Deva Partisi Çorum İl Başkanı Orhan Vargeloğlu açıklamasını şöyle sürdürdü :

Darbe, siyasi iktidarın güç kullanılarak ya da güç kullanma tehdidiyle değiştirilmesidir. Yasalara da demokrasiye de ahlaka da aykırıdır. Darbeler sadece ülkelerin sosyolojisi ile oynamakla kalmayıp, tek tek bireylerin psikolojileri üzerinde meydana getirdiği ağır tahribatlarla insanları kişiliksizleştirir ve bu sayede tek tipleştirir.12 Eylül 1980 darbesi, demokrasi tarihimizde hafızalarımızdan çıkmayacak kara bir leke olarak yer almış ve darbelerin anası olarak zihinlere kazınmıştır.

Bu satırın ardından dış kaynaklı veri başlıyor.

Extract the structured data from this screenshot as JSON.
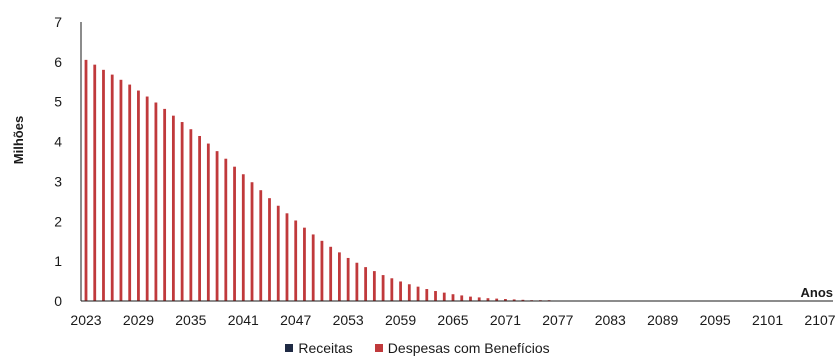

Kenan Evren’in mimarı olduğu 12 Eylül darbesi ardında, gözaltına alınan 650.000 kişi, fişlenen 1.683.000 kişi, 210.000 açılan dava, 230.000 sıkıyönetim mahkemelerinde yargılama, 14.000 vatandaşlıktan çıkarılma, 52.000 cezaevinde hükümlü ve tutuklu, 229 eceliyle ölüm, 144 kuşkulu ölüm, 14 açlık grevinde ölüm, 16 kaçarken vurulma ile ölüm, 74 çatışmalarda ölüm, 73 doğal ölüm raporu verilen ölüm, 43 intihar ettiği söylenen ölüm, 2 nedeni belirsiz ölüm, 171 işkence sonucu öldürülme, ayrıca saymakla bitmeyecek nice acılar, nice zulümler bırakmıştır.

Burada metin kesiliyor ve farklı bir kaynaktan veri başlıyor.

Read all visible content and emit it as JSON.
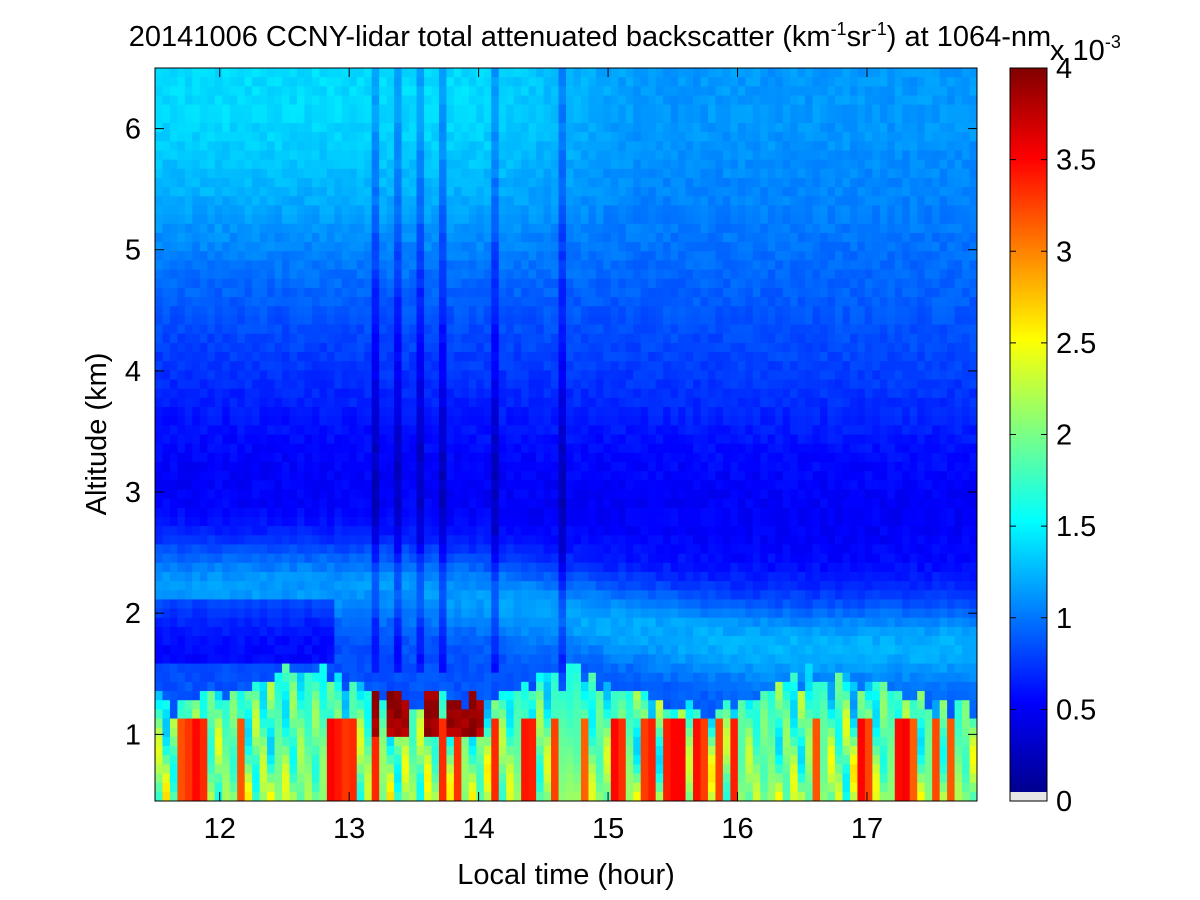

Darbeler, filin züccaciye dükkânına girmesi gibi bir şeydir; toplumun zarar görmeyen hiçbir ferdi kalmaz. Darbeler aynı zamanda bir insanlık suçudur. İnsanlığın onuruna, milletin iradesine karşı yapılan en alçakça girişimlerin adıdır. Bugün hala darbe çığırtkanlığı yapan ve bundan nemalanmak isteyenlerin az da olsa var olduğunu görmekteyiz. Lakin unutulmamalıdır ki, bu millet ne darbecilere pabuç bırakır ne de onun özlemcisi ve istismarcısına prim verir. Türkiye’nin yönü muasır medeniyet, pusulası ise demokrasidir. Demokrasinin güvencesi ne bir kişi ne de bir kurumdur. Topyekûn milli iradedir ve asıl olan da milli iradenin dokunulmazlığıdır.

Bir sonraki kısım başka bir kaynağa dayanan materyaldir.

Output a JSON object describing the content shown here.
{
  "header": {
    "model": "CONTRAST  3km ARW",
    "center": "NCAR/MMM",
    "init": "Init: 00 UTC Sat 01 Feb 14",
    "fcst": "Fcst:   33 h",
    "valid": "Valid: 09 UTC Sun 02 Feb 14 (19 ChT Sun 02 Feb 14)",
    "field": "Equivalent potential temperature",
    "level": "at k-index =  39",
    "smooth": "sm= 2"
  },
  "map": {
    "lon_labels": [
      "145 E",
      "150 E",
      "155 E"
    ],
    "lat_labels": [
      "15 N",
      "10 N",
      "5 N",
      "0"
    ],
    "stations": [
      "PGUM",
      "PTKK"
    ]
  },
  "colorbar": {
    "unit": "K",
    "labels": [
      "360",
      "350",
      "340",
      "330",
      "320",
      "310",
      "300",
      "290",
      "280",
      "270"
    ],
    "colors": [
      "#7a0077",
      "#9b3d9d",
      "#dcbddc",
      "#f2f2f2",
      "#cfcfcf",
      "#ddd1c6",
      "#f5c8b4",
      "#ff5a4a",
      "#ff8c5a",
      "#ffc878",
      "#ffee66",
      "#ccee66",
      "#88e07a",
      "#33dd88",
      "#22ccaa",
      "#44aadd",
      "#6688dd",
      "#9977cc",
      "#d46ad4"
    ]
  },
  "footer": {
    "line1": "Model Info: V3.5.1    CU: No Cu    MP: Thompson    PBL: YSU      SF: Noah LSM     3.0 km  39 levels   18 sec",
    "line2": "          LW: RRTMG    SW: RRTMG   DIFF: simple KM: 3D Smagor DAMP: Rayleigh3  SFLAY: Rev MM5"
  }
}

Darbelerin panzehri ve keza demokrasinin güvencesi de insan haklarına saygılı, kuvvetler ayrılığına dayanan güçlü bir hukuk devletidir. Her alanda adaletin tesisi, tam manası ile özümsenmiş bir hukuk devleti ile mümkündür. Kuvvetler ayrılığına dayanan hukuk devleti demokrasilerin güvencesi ve zırhıdır. Bu zırhı hiçbir darbe girişimi delemez. O yüzden güçlü demokrasi, güçlü Türkiye diyoruz.